The Canton of Fribourg school system provides one year of non-obligatory Kindergarten, followed by six years of Primary school. This is followed by three years of obligatory lower Secondary school where the students are separated according to ability and aptitude. Following the lower Secondary students may attend a three or four year optional upper Secondary school. The upper Secondary school is divided into gymnasium (university preparatory) and vocational programs. After they finish the upper Secondary program, students may choose to attend a Tertiary school or continue their apprenticeship.

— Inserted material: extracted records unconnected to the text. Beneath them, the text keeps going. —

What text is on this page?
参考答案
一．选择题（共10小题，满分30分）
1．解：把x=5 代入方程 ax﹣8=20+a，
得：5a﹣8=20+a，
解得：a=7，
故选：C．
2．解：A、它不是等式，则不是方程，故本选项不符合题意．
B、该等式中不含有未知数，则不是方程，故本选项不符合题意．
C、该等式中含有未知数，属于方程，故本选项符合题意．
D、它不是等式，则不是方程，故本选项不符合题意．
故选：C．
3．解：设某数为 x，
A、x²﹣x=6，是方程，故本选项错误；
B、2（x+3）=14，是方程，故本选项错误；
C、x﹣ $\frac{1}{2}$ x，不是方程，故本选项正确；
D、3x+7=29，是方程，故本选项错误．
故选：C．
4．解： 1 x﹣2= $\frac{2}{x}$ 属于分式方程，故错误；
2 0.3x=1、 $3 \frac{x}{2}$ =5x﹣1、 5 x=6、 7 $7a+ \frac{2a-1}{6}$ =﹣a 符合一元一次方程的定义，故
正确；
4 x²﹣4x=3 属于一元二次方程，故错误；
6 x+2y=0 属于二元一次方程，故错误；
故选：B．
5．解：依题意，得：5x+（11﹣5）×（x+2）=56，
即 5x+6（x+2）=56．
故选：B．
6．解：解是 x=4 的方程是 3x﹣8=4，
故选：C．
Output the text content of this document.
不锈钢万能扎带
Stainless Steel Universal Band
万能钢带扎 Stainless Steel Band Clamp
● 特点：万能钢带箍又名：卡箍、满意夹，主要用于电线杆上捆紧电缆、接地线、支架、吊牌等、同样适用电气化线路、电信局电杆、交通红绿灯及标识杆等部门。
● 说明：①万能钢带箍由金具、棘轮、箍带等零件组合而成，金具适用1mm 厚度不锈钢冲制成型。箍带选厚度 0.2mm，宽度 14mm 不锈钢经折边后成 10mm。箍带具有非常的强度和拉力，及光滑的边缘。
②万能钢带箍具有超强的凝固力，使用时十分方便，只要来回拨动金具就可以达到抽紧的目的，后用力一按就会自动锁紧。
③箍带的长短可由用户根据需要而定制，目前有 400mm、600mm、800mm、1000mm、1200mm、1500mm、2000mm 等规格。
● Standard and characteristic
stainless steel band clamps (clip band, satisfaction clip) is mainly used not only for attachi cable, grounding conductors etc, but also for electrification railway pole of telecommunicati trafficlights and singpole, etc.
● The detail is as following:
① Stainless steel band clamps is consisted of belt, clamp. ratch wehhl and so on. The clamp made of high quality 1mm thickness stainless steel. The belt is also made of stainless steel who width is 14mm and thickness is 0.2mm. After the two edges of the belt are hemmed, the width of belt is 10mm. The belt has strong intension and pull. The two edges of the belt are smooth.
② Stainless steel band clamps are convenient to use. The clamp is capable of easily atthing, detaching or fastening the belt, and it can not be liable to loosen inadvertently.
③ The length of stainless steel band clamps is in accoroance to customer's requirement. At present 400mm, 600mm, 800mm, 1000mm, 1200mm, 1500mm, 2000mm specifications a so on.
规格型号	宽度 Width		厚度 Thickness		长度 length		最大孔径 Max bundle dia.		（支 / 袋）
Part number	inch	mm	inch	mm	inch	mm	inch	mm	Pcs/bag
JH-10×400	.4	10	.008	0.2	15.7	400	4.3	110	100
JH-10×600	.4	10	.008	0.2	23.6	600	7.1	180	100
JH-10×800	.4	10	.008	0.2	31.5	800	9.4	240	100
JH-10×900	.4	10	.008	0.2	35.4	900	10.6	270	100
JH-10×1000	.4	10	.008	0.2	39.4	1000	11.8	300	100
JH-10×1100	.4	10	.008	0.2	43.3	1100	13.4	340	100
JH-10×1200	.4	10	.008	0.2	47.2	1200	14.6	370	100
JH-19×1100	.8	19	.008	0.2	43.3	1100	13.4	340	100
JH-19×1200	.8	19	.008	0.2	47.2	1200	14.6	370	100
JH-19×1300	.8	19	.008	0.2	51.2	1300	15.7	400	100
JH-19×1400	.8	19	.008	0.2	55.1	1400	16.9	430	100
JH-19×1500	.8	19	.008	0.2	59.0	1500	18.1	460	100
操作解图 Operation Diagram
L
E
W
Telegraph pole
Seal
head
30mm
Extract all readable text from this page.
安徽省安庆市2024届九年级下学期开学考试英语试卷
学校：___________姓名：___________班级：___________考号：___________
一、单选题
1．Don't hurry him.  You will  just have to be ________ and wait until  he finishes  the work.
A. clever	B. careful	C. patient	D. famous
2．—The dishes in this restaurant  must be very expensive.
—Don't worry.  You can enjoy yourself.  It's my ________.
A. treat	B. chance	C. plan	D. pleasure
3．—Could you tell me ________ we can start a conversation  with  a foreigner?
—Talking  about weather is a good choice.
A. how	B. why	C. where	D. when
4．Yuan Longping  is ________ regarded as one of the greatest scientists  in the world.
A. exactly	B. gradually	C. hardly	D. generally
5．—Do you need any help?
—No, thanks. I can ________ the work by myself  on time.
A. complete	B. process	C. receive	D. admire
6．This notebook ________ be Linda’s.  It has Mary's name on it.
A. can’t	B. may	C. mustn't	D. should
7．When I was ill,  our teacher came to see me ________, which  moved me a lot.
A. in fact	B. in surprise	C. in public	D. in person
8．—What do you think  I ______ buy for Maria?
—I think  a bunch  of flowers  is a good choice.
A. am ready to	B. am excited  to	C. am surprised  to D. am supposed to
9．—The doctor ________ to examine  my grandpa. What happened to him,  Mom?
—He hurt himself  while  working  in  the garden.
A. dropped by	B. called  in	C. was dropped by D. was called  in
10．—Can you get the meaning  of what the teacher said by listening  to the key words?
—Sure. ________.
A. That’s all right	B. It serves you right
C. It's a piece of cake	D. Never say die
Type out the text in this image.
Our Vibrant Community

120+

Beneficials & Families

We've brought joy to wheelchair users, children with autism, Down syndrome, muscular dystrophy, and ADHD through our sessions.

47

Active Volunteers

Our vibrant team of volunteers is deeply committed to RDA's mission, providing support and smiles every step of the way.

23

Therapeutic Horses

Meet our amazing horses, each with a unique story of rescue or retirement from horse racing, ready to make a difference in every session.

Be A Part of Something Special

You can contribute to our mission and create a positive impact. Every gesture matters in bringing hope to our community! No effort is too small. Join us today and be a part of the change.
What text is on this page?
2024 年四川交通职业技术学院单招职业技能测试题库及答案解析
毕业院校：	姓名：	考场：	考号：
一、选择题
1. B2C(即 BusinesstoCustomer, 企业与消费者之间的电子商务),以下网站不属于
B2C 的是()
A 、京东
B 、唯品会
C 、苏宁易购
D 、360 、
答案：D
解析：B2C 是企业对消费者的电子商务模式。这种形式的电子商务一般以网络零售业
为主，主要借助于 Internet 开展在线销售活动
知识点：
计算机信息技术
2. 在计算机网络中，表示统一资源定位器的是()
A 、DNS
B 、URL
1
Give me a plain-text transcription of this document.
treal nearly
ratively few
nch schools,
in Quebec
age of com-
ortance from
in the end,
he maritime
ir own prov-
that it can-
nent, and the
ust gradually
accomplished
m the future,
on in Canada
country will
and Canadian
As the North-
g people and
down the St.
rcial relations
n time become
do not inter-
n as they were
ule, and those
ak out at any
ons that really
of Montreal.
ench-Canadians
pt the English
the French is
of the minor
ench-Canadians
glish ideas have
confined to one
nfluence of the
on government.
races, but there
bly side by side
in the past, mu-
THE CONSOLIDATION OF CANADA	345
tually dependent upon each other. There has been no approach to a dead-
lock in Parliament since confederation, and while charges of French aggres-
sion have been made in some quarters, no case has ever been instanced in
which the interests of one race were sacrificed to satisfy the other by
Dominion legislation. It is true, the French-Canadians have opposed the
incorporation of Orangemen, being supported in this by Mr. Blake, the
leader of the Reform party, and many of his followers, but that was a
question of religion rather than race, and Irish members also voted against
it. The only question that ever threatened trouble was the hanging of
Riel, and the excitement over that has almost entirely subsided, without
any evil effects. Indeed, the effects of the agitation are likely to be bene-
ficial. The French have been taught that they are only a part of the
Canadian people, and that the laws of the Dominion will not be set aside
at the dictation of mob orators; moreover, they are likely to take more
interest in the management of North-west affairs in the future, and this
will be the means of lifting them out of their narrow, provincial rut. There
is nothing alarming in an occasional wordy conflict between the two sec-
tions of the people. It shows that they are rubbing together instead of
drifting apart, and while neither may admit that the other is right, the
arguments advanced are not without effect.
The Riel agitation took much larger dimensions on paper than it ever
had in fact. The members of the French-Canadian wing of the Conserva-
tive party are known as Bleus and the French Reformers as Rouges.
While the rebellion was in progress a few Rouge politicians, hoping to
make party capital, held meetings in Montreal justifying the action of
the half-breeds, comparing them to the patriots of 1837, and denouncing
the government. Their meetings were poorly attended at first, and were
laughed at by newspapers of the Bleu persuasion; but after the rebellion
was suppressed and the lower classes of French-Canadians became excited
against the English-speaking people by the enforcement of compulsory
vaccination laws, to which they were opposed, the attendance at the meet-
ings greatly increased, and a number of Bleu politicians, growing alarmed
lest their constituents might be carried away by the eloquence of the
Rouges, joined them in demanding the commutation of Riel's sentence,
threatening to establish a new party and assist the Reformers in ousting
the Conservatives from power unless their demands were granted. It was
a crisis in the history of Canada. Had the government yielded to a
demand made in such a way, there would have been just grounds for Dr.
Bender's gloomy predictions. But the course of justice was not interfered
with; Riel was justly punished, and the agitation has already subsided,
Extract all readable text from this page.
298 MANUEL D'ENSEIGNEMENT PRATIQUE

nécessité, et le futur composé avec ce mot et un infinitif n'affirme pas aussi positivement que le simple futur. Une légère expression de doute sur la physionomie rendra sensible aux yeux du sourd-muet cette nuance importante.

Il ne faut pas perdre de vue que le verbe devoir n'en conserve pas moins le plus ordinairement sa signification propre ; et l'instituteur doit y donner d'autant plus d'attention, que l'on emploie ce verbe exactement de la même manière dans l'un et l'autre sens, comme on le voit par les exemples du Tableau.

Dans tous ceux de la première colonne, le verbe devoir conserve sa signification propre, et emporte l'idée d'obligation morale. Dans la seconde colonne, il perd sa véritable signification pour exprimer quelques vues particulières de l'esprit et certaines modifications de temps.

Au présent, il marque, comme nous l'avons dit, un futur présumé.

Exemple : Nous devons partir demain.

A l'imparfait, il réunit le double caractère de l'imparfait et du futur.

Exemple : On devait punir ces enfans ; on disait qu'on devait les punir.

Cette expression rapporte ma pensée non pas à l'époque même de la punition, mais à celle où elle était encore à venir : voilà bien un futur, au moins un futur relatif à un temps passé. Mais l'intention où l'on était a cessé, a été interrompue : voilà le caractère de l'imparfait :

During the 2010-11 school year, there were a total of 283 students attending 17 classes in Le Mouret. A total of 585 students from the municipality attended any school, either in the municipality or outside of it. There were 2 kindergarten classes with a total of 32 students in the municipality. The municipality had 12 primary classes and 234 students. During the same year, there were no lower secondary classes in the municipality, but 132 students attended lower secondary school in a neighboring municipality. There were no upper Secondary classes or vocational classes, but there were 76 upper Secondary students and 87 upper Secondary vocational students who attended classes in another municipality. The municipality had 3 special Tertiary classes, with 17 specialized Tertiary students.

As of 2000, there were 39 students in Le Mouret who came from another municipality, while 139 residents attended schools outside the municipality.

==History==
Since 1982, Le Mouret has been twinned with Saint-Chef in southeast France.